Marcelly também conta que se emocionou ao saber que foi capaz de inspirar sonhos em outras meninas negras. "Uma vez, uma amiga da minha mãe disse que as sobrinhas dela viram uma repórter negra na TV e disseram que, se essa repórter podia estar lá, elas também poderiam. A repórter de quem elas falavam era eu".

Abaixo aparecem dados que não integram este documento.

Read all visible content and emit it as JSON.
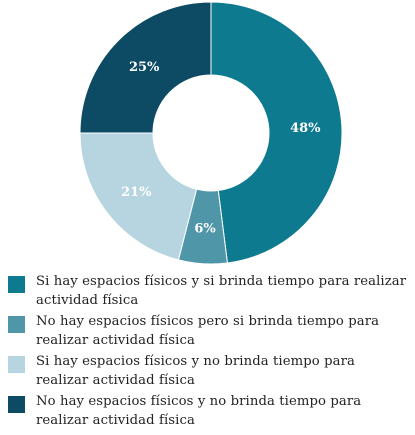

Evelyn destaca que agora, do outro lado da televisão, ela sente como se estivesse preenchendo um espaço vazio na sua memória. "Assumir meus cachos na TV é mais do que uma liberdade pessoal, sabe? É gritar para o mundo que não existe um padrão, que nós, mulheres, somos lindas do jeito que somos e não precisamos procurar nos encaixar em algo. Representatividade é muito importante. Na TV, ainda temos poucas cacheadas, mas ser parte desse time que exibe com orgulho o cabelo está sendo demais. Quero sim, através desse espaço público que meu trabalho me proporciona, incentivar a beleza natural, a liberdade, a aceitação e o amor próprio", diz.

Dicas de beleza

As repórteres ainda aproveitam para dar dicas de como deixar os cachos bonitos como os delas. Evelyn defende um tipo de cuidado mais natural, sem agressões químicas. "São produtos livre de sulfato, silicones, parafina e qualquer derivado de petróleo. E, como sou vegana, só uso produtos que não têm ingredientes de origem animal e não são testados em animais", destaca.

Marcelly acha importante destacar o poder da hidratação. "Todo cabelo necessita de hidratação, de restauração, de umectação. A sacada do cabelo cacheado é que a estrutura do fio dificulta a chegada do óleo produzido no couro cabeludo nas pontas. E aí, temos que saber compensar isso. Procuro hidratar com receitinhas caseiras, mas não faço nada de muito inovador".

Para finalizar, Evelyn espera tranquilizar e inspirar as futuras cacheadas sobre o cuidado com os fios. "Para manter meu cabelo liso, eu perdia muito tempo do meu dia, fora o estresse de viver na paranoia de manter a raiz certinha nas 24 horas do dia. A mulher crespa que alisa o cabelo perde tempo, dinheiro, saúde mental, amor próprio e cabelo, porque a química detona os fios. Hoje, eu arrumo meu cabelo no tempo do banho e vivo livre o resto do dia, sem 'noia', sem medo, sem ficar me olhando no espelho o tempo todo pra ver se está 'tudo certo'", diz.